Was this regiment disbanded after WW2? Or am I blind enough to miss it in the list of Reserve regiments on this site?

Thanks.
Tyler


----------



## Zoomie (25 Nov 2002)

The South Saskatchewan Regiment no longer exist as an active unit.  Whether or not it got amalgamated into a larger unit is another good question.  I‘m sure a history SME will be more than happy to clarify this point.


----------



## Michael Dorosh (25 Nov 2002)

What does SME stand for anyway?  I keep seeing that acronym on the Land Force Restructure message board.

The South Sasks were indeed removed from the order of battle after WW II - I believe they were folded into the Regina Rifle Regiment (now the Royal Regina Rifles), along with the Prince Albert and Battleford Volunteers.  There is info at my site at  http://www.canadiansoldiers.com  in the organization section for the truly curious.  I can‘t remember if I have the SSR‘s eventual disposal listed there or not.

It is amazing the number of regiments that came and went in the 20th Century - other regiments that existed in Saskatchewan alone included the King‘s Own Rifles and the Yorkton Regiment. 

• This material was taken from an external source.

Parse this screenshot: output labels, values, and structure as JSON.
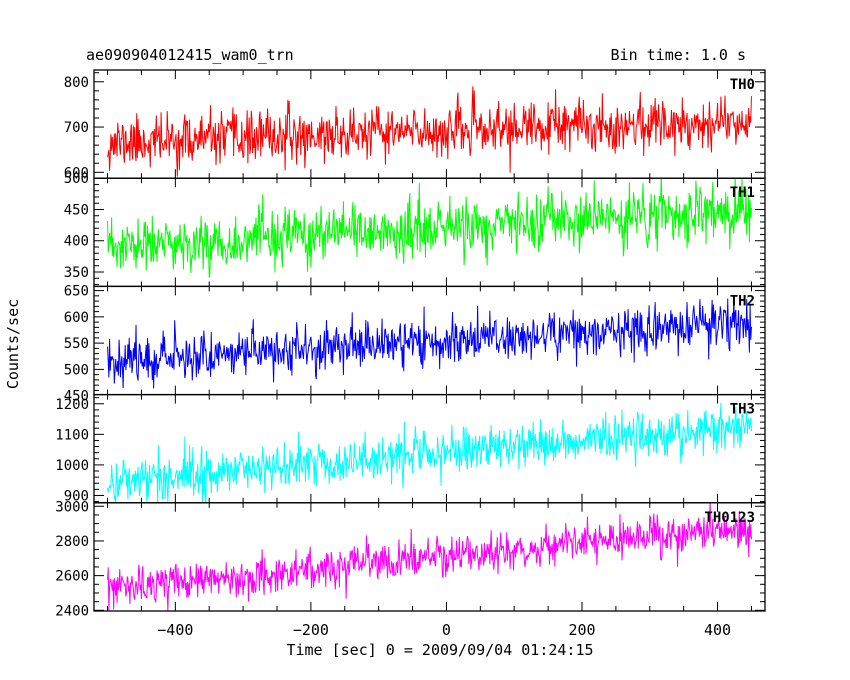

I was at a reunion of the South Saskatchewan Regiment‘s WW II vets two summers ago - they are still a feisty bunch, and had some great stories to tell.  They may not be on the order of battle anymore, but there are certainly in the hearts and minds of the few remaining vets, and their families.


----------



## Fishbone Jones (25 Nov 2002)

Mike,
SME= Subject Matter Expert


----------



## Michael Dorosh (26 Nov 2002)

Ugh.  Thanks.  I say ugh because I hate the word "expert" - there‘s no such thing!


----------



## PTE Gruending (26 Nov 2002)

I would imagine the South Saskatchewan Regiment is now called the Royal Regina Rifles. Prince Albert is part of the North Saskatchewan Regiment (Which includes Saskatoon). And there is now nothing in North Battleford.


----------



## SNoseworthy (26 Nov 2002)

I did some looking around the net for stuff on the Regiment. It was disbanded in 1968. I can‘t find any indications that it was amalgamated with any unit. According to a DND document, it was disbanded, but they don‘t allude to the fate of the soldiers in the Regiment

 http://cap.estevan.sk.ca/ssr/history/CanArmyList.html 

If you want a good listing of Canadian regiments, past and present, I highly recommend that you bookmark this page:

 http://www.regiments.org/milhist/northamerica/lists/cargxref.htm


----------